Trabeculectomy with releasable sutures in primary glaucoma: A comparative study with the conventional technique

Authors : Parag Apte, Parag Apte, Prachi Bakare, Prachi Bakare, Minal Doulatramani, Minal Doulatramani, Divya Motwani, Divya Motwani

DOI : 10.18231/j.ijceo.2019.037

Volume : 5

Issue : 2

Year : 2019

Page No : 149-154

Aim: To compare the short term and long term efficacy of using releasable sutures versus the conventional permanent sutures for scleral flap suturing in trabeculectomy in terms of incidence of short term hypotony and its related complications, short term shallowing of anterior chamber, long term IOP control after operations by both techniques and post-operative bleb scores.
Materials and Methods: This is a prospective study carried out to compare the safety, efficacy and long term success rate of trabeculectomy with releasable suture verses trabeculectomy with permanent sutures. 60 eyes of primary uncontrolled glaucoma were subjected to trabeculectomy surgery, 30 using permanent sutures and 30 using releasable sutures. Patient were randomly assigned into 2 groups for conventional trabeculectomy with interrupted suture (group 1) and trabeculectomy with releasable suture (group 2). Patients were assessed postoperatively on visual acuity, intraocular pressure, anterior chamber depth, immediate complications, anterior chamber depth, post-operative lens changes.
Results: Majority patients were male. Age occurrence of open angle glaucoma was between 51-60 years while angle closure glaucoma was between 40 to 50 years. None of the eyes had severe hyotony (IOP less than 6 mmHg in trabeculectomy with releasable suture, while hypotony was a major complication in trabeculectomy with permanent sutures group. Post-operative mean IOP from the end of 3 months till 12 months was found to be equivalent in both groups. In group 1, 5 eyes (16.66%) anterior chamber was well formed compared to 21 eye in group 2. Bleb scores in both the groups suggested, none of the patients in Group 1 had high bleb score between 2-5 days while 13 patients (43.33%) in group 2 had high bleb score. Visual field loss progressed in 5 eyes, 16.66% in group 1. While none of patients had progressive field loss in group 2. Gross hypotony in immediate post-operative period was observed in group 1 while none pts in group 2 showed post-operative hypotony.
Conclusion: Suture release after trabeculectomy has been a useful adjunctive to conventional filtration surgery.

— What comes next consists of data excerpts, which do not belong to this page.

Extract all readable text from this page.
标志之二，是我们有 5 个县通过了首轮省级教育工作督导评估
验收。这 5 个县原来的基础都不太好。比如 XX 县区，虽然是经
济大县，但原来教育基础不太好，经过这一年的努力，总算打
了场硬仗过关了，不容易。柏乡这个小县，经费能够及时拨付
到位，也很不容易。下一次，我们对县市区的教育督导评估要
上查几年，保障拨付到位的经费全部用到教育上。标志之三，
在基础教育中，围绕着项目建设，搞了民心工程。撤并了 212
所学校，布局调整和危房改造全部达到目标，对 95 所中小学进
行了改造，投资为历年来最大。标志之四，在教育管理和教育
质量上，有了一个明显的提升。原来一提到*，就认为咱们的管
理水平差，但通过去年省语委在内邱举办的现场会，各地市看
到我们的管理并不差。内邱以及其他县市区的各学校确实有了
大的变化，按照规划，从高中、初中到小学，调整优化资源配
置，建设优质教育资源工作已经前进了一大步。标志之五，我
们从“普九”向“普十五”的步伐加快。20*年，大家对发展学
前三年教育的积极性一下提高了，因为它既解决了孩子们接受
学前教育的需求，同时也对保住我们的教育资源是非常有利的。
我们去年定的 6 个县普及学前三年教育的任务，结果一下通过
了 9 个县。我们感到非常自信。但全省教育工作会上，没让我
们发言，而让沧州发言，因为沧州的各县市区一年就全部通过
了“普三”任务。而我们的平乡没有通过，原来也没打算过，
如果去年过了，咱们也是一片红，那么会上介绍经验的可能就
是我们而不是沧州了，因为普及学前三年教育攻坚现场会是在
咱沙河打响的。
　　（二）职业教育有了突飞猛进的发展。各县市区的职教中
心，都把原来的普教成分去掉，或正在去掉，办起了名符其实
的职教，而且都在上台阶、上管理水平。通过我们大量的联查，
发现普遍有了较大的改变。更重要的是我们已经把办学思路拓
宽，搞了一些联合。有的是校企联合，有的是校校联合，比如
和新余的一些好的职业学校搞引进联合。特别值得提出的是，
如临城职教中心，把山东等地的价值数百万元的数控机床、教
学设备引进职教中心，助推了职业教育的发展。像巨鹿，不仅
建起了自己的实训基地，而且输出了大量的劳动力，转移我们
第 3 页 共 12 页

It enables the filtration capacity to increase post operatively, decreasing the IOP without another invasive procedure or special instrumentation. It allows surgeon to achieve tighter closure of scleral flap with the assurance that filtration capacity can be increased as needed during post-operative period.

Keywords: Glaucoma, Releasable sutures, Trabeculectomy.